Labelling the 3’ end of a protein sequence

[0137] The inventors examined the labelling sequence efficiency when incorporated to the 3’ end of a polynucleotide. COS7 cells were introduced with sequence comprising a labelling sequence operably linked at the 3’ end of a sequence encoding an Exo70 protein.

[0138] The labelling sequence comprised a codon reassignment site, a GGSG linker, and a HA tag. The labelling sequence was arranged in either a 5’ to 3’ order of ncAA-GGSG-HA (Fig. 7A) or a 5’ to 3’ order of GGSG- ncAA-HA (Fig. 7B).

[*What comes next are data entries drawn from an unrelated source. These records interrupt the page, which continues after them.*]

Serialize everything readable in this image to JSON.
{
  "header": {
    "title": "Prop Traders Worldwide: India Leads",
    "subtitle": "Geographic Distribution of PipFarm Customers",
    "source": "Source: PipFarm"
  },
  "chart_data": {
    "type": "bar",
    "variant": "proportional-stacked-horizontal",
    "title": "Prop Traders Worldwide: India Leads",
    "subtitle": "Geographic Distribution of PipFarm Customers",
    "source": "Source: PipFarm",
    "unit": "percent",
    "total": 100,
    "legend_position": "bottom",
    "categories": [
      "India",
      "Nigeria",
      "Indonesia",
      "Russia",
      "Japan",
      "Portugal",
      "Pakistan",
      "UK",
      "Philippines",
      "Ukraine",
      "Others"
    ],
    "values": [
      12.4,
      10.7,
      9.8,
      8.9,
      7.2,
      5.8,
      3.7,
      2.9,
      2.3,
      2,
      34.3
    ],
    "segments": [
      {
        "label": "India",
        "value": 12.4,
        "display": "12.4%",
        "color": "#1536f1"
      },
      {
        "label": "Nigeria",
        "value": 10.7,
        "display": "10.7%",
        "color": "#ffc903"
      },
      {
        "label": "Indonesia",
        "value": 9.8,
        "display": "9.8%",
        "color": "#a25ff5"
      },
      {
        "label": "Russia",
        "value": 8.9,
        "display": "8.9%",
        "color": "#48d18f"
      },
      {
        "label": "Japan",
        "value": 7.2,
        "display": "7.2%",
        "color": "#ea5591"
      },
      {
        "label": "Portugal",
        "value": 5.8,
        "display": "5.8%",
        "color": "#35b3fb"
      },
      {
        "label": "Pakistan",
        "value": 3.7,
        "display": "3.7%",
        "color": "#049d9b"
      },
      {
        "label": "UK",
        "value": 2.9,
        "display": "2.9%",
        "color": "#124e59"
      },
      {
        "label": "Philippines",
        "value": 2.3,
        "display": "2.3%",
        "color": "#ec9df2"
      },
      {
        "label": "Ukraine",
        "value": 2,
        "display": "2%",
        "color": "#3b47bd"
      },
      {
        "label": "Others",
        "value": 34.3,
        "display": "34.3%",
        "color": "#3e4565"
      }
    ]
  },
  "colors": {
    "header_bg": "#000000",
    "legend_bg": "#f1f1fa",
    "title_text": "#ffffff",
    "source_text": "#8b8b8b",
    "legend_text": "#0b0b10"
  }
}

[0139] Images taken from transfected COS7 cells labelled with Tet-TAMRA exhibited successful labelling of exosomes in live cells with either labelling sequence (Figs. 7A-7B).

EXAMPLE 8

Labelling of a cellular protein using the GCE-tag

[0140] The inventors examined whether the successful labelling is exclusively attributed to the GCE-tag being located in the N-terminal end. The GCE-tag was inserted between the signal peptide and the protein coding sequence. Successful and specific labelling was obtained for GCE- tagged extracellular protein EGFR, as indicated by in-gel fluorescence and live-cell imaging (Fig. 8). Thus, besides its use in organelle labelling, the GCE-tag can be used for labelling extracellular proteins (and possibly intracellular proteins) in live cells.

[0141] Although the invention has been described in conjunction with specific embodiments thereof, it is evident that many alternatives, modifications and variations will be apparent to those skilled in the art. Accordingly, it is intended to embrace all such alternatives, modifications and variations that fall within the spirit and broad scope of the appended claims.